Thursday, April 26, 2012

Saving Limbo

I've been back in the US for three weeks now. As usual with the passing of time, it seems impossible so much time has passed and impossible it hasn't been much longer than three weeks.

I am still very much in a "Now what?" place. A few job interviews under the belt. Lots of networking and reconnecting and figuring out how to live in West Texas again. At this point I will say, Lubbock feels very small and very foreign. It's not the Lubbock of my childhood but in so many ways it still is the very same Lubbock I left.

I'm in one of those transitional limbo periods that come with every move to every new place--where you don't really know the place or how to be in it yet and where the kinks of how to live there are still getting worked out.

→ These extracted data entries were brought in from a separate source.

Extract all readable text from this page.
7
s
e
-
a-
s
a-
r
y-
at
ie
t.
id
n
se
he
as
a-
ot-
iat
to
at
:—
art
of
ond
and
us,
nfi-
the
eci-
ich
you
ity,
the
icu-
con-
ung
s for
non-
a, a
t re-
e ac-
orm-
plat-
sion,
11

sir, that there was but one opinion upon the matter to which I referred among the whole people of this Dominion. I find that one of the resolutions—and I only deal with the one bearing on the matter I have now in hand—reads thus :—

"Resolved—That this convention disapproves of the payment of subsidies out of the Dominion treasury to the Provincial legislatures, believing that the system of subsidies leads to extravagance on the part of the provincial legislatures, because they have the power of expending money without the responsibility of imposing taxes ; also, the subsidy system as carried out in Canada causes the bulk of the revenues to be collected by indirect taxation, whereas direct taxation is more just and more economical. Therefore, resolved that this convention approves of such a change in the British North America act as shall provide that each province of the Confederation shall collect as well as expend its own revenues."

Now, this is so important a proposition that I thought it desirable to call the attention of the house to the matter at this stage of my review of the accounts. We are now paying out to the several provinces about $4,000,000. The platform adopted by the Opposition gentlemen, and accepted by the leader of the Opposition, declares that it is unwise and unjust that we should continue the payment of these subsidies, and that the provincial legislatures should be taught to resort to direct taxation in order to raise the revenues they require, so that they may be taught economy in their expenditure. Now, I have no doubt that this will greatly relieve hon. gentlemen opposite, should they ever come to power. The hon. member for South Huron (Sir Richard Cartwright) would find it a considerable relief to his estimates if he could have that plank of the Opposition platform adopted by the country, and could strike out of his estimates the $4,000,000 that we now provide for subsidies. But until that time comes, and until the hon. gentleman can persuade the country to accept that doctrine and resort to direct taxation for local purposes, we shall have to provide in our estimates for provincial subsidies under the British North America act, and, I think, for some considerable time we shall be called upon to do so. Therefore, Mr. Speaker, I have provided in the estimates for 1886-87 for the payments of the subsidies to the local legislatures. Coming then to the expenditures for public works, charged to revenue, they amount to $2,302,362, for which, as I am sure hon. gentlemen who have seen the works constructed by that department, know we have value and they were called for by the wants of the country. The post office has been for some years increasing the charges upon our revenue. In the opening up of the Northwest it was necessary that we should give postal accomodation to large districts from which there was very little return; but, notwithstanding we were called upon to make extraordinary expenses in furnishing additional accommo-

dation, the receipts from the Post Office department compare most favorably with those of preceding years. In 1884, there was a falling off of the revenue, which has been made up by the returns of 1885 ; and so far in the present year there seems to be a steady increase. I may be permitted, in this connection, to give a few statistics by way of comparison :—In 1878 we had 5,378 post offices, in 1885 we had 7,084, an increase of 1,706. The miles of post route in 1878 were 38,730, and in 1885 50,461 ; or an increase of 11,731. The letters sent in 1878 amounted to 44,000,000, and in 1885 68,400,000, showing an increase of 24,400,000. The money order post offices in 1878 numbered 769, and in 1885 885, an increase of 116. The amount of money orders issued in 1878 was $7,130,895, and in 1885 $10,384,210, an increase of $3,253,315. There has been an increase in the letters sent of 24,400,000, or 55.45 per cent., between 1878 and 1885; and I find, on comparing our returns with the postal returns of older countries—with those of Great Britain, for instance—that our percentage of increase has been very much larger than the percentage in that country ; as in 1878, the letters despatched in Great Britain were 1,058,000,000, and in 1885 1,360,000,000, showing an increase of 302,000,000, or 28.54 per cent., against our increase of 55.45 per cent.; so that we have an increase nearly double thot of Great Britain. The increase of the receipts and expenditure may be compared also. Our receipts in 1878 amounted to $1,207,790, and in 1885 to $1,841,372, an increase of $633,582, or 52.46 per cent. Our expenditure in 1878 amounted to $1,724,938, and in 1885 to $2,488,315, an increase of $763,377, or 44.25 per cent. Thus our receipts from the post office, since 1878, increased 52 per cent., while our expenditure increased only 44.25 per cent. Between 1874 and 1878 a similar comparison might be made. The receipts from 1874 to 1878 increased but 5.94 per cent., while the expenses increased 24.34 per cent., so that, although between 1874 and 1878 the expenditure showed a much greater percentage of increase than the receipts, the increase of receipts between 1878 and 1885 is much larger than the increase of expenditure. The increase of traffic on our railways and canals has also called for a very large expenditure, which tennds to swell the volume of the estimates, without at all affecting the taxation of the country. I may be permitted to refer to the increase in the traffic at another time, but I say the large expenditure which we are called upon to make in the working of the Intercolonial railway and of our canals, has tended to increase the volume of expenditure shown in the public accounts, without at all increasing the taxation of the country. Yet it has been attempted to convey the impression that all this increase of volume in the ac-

I've never been a fan of limbo despite the number of times I've been here over the years. It feels out of sync with the rest of the world. You can see life happening about you. People move freely in their lives and experiences; you, on the other hand, seem to be a few seconds out of sync. You are moving at a slightly different pace than everything around you and taking a bit longer to internalize it all.

I hope I'm dealing with the transition a bit better this time around than I have in times past. I can still see the signs of the anxiety--obsessively checking Facebook and Twitter and my blog stats to see just how many of you are out there, struggling to maintain a healthy relationship with food, staying up too late and sitting in my pajamas for too long the next morning. And all the time wanting to move on to the next phase. But I'm also finding healthy ways to help me work through the transition with projects and reconnecting and leaning into Jesus a bit more than I ever have before in limbo.

Last Sunday's preach was out of John 12:23-29, focusing specifically on verses twenty-seven through twenty-nine. Jesus knows his "hour" is approaching when he will be delivered into the hands of those wanting to kill him. He rightly confesses "my soul is troubled." But then responds with a remarkable statement of faith and understanding of his purpose, "and what shall I say? 'Father, save me from this hour?' No, it was for this very reason I cam to this hour. Father, glorify your name."

I confess I've been wanting to be saved from this hour, but I know this hour, this limbo, is part of a much larger story of bringing Hannah home and living in obedience to God--living out a better story. In allowing me to be in this limbo, God, I hope, is preparing something greater than I could ever imagine. It forces me to ask the question, am I living right now for my own glory or for God's?

I hope very soon to find a job, the right job, to move into my own place, to settle in and to be out of this limbo stage, but for as long as I am in limbo, I hope to live better and more purposefully and find the better story God has for me even in this stage.

I hope to be honest when others ask me how I'm doing or what it's like being back. And I hope to be honest with myself about all those feelings.

I hope to settle into a natural rhythm and find myself more at ease in transition--less stress and more faith.

I hope to do something better, be something better and believe something better than I have in the past when I found myself in limbo.

I hope to find a joy and a hope and a peace in limbo that I've never known before.

What about you, how are you dealing with limbo or whatever phase of life you currently find yourself in?